A novel framework for automated warehouse layout generation

Front Artif Intell. 2024 Oct 15:7:1465186. doi: 10.3389/frai.2024.1465186. eCollection 2024.

Abstract

Optimizing warehouse layouts is crucial due to its significant impact on efficiency and productivity. We present an AI-driven framework for automated warehouse layout generation. This framework employs constrained beam search to derive optimal layouts within given spatial parameters, adhering to all functional requirements. The feasibility of the generated layouts is verified based on criteria such as item accessibility, required minimum clearances, and aisle connectivity. A scoring function is then used to evaluate the feasible layouts considering the number of storage locations, access points, and accessibility costs. We demonstrate our method's ability to produce feasible, optimal layouts for a variety of warehouse dimensions and shapes, diverse door placements, and interconnections. This approach, currently being prepared for deployment, will enable human designers to rapidly explore and confirm options, facilitating the selection of the most appropriate layout for their use-case.

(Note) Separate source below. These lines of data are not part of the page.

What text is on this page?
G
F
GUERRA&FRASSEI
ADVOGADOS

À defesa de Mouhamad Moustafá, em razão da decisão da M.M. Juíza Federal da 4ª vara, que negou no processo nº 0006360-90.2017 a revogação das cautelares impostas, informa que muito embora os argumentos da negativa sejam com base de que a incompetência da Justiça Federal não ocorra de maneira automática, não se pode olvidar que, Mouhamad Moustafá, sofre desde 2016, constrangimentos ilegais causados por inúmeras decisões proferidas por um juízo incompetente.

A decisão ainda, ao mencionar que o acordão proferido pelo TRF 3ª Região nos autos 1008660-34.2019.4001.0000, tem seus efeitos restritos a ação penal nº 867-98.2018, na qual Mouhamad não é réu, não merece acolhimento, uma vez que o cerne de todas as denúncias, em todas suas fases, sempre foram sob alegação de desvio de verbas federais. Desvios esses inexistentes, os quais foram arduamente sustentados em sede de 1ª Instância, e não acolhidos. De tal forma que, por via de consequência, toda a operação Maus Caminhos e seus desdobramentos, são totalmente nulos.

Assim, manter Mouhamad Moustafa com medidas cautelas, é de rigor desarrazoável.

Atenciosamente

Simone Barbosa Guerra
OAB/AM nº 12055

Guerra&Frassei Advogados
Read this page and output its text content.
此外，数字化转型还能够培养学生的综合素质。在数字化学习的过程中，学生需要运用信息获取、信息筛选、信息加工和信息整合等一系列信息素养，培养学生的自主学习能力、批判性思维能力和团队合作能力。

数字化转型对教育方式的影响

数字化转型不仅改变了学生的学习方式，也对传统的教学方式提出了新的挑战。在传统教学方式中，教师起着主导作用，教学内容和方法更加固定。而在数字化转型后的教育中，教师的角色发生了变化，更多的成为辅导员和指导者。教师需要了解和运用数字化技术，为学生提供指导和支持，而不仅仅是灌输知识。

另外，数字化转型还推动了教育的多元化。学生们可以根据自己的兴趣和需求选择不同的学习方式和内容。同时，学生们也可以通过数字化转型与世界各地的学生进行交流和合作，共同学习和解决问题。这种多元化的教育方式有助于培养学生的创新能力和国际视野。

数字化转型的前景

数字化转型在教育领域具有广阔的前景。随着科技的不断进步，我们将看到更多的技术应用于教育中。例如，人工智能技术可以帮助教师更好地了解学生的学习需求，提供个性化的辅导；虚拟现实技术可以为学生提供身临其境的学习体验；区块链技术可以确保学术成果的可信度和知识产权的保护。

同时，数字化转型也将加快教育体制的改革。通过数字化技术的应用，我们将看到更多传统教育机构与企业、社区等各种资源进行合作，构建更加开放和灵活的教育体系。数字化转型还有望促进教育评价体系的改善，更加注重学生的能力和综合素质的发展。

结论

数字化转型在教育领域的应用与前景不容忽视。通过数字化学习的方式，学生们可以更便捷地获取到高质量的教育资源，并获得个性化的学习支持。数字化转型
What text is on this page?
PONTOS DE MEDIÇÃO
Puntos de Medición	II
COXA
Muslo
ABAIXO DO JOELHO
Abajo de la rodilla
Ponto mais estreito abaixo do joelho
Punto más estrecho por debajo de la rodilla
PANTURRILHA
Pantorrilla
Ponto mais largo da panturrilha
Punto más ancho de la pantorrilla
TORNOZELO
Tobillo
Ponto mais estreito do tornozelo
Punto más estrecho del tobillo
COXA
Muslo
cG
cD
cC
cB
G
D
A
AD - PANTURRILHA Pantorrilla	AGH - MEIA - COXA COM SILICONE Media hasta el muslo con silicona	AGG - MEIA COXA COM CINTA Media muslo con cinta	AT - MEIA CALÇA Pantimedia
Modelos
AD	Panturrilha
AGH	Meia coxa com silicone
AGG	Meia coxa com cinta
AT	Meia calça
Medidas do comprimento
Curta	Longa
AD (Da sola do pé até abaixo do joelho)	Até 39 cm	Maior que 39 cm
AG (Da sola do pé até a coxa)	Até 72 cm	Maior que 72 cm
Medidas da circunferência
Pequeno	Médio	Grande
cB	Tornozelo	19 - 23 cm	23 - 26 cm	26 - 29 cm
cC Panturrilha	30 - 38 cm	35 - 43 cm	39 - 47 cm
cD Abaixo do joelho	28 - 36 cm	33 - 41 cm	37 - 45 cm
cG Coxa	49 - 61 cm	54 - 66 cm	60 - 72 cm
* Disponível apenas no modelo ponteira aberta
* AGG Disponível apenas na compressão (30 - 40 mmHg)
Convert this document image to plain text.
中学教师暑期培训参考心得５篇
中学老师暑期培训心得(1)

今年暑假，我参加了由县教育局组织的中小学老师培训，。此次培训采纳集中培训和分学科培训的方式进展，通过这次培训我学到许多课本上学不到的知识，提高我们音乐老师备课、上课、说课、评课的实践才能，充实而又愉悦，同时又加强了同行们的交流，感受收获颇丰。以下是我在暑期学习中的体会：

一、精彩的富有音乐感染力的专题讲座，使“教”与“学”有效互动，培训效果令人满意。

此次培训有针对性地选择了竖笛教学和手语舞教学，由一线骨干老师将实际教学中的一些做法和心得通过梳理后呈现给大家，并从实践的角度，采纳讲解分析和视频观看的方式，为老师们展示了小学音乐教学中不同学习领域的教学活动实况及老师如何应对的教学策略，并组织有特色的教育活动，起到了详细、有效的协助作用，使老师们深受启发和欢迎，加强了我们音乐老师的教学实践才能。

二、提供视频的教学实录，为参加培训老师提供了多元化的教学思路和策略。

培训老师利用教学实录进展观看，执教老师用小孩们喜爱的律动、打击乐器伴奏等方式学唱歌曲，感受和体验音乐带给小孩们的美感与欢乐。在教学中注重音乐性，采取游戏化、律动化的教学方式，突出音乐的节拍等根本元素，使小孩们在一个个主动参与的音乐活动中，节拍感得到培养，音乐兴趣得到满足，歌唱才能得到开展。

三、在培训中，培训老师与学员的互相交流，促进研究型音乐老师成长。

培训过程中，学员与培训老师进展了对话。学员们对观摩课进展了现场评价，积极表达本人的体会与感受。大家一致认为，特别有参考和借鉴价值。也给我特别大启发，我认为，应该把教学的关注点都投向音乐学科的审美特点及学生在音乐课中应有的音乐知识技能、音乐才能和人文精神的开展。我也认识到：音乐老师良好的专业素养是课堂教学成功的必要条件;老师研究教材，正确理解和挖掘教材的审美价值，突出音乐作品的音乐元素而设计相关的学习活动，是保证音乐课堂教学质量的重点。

Keywords: AI; automation; constrained optimization; logistics; warehouse design.

Grants and funding

The author(s) declare financial support was received for the research, authorship, and/or publication of this article. The authors declare that this study received funding from both Routeique Inc. and Scale AI (Canadian AI Global Innovation Cluster). The funders were not involved in the study design, collection, analysis, interpretation of data, the writing of this article, or the decision to submit it for publication.